L’exposition Peintres femmes 1780-1830. Naissance d’un combat s’attache à porter à la connaissance du public une question peu ou mal connue : comment le phénomène alors inédit de la féminisation de l’espace des beaux-arts s’articule à cette époque avec la transformation de l’organisation de l’espace de production artistique (administration, formation, exposition, critique) et une mutation du goût comme des pratiques sociales relatives à l’art.
Dès l’entrée, le contexte est donné avec des citations et des gravures comme :
Le titre lui-même est un combat : « peintres femmes » et non « femmes peintres ».
Entre le XVIIIe des Lumières et le second XIXe siècle, celui du Romantisme puis de l’Impressionnisme, la perception de la période est phagocytée par les figures de David et celles des « trois G. » (Gérard, Gros, Girodet).

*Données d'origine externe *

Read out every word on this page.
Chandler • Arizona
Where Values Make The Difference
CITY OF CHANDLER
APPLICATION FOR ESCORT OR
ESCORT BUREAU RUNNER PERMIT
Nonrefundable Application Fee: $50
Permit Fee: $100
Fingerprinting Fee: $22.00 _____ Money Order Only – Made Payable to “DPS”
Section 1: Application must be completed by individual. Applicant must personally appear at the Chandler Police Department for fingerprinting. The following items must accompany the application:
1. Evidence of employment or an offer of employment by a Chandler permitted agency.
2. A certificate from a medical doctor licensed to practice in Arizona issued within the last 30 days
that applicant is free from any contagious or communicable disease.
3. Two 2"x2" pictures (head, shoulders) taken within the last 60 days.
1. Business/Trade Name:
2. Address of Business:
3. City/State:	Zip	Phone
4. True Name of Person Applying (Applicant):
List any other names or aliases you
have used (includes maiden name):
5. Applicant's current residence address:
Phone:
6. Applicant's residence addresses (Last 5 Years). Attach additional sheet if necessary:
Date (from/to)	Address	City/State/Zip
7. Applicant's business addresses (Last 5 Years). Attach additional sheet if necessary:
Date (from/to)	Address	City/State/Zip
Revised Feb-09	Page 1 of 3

En ce qui concerne les peintres femmes, il en va de même : après le « coup de théâtre » de la réception à l’Académie royale de peinture d’Elisabeth Vigée-Lebrun et Adélaïde Labille-Guiard en 1783, les noms le plus souvent cités sont ceux de Marie-Guillemine Benoît (et son célèbre Portrait d’une négresse — c’est le titre original), Angélique Mongez pour ces grandes machines historiques davidiennes, Marguerite Gérard qui a survécu stylistiquement au goût Rococo et à la renommée de Fragonard, dont elle fut l’élève puis la collaboratrice ou bien encore Constance Mayer dont le suicide semble l’avoir sauvée de l’oubli davantage que son œuvre souvent réattribuée à Prud’hon, son compagnon de vie et d’atelier. Or, si on se plaît à rapporter souvent cet épisode tragique, c’est qu’il offre une explication commode à l’« absence des femmes » et une occasion de s’en indigner pour ne pas pousser plus loin l’analyse historique de la période.
A ne considérer les œuvres des artistes femmes qu’à la lumière de leur statut de femme, qu’il s’agisse de démontrer comment elles en pâtirent, comment elles le transgressèrent ou comment elles le revendiquèrent, on ne fait que corroborer et maintenir les présupposés et les valeurs qui ont conduit le modèle historiographique dominant à oublier leur rôle, leur apport et leur place dans l’espace des beaux–arts entre 1780 et 1830 comme dans les importantes mutations que celui-ci enregistre alors — mutations déterminantes pour la seconde moitié du XIXe siècle.
Avec 70 œuvres exposées (40 artistes) provenant de collections publiques et privées françaises et internationales, l’exposition est aussi un combat contre l’oubli.
du 19 mai au 4 juillet 2021
Musée du Luxembourg, 19, rue de Vaugirard, 75006 Paris
du lundi au dimanche de 10h30 à 19h, nocturne le lundi jusqu’à 22h.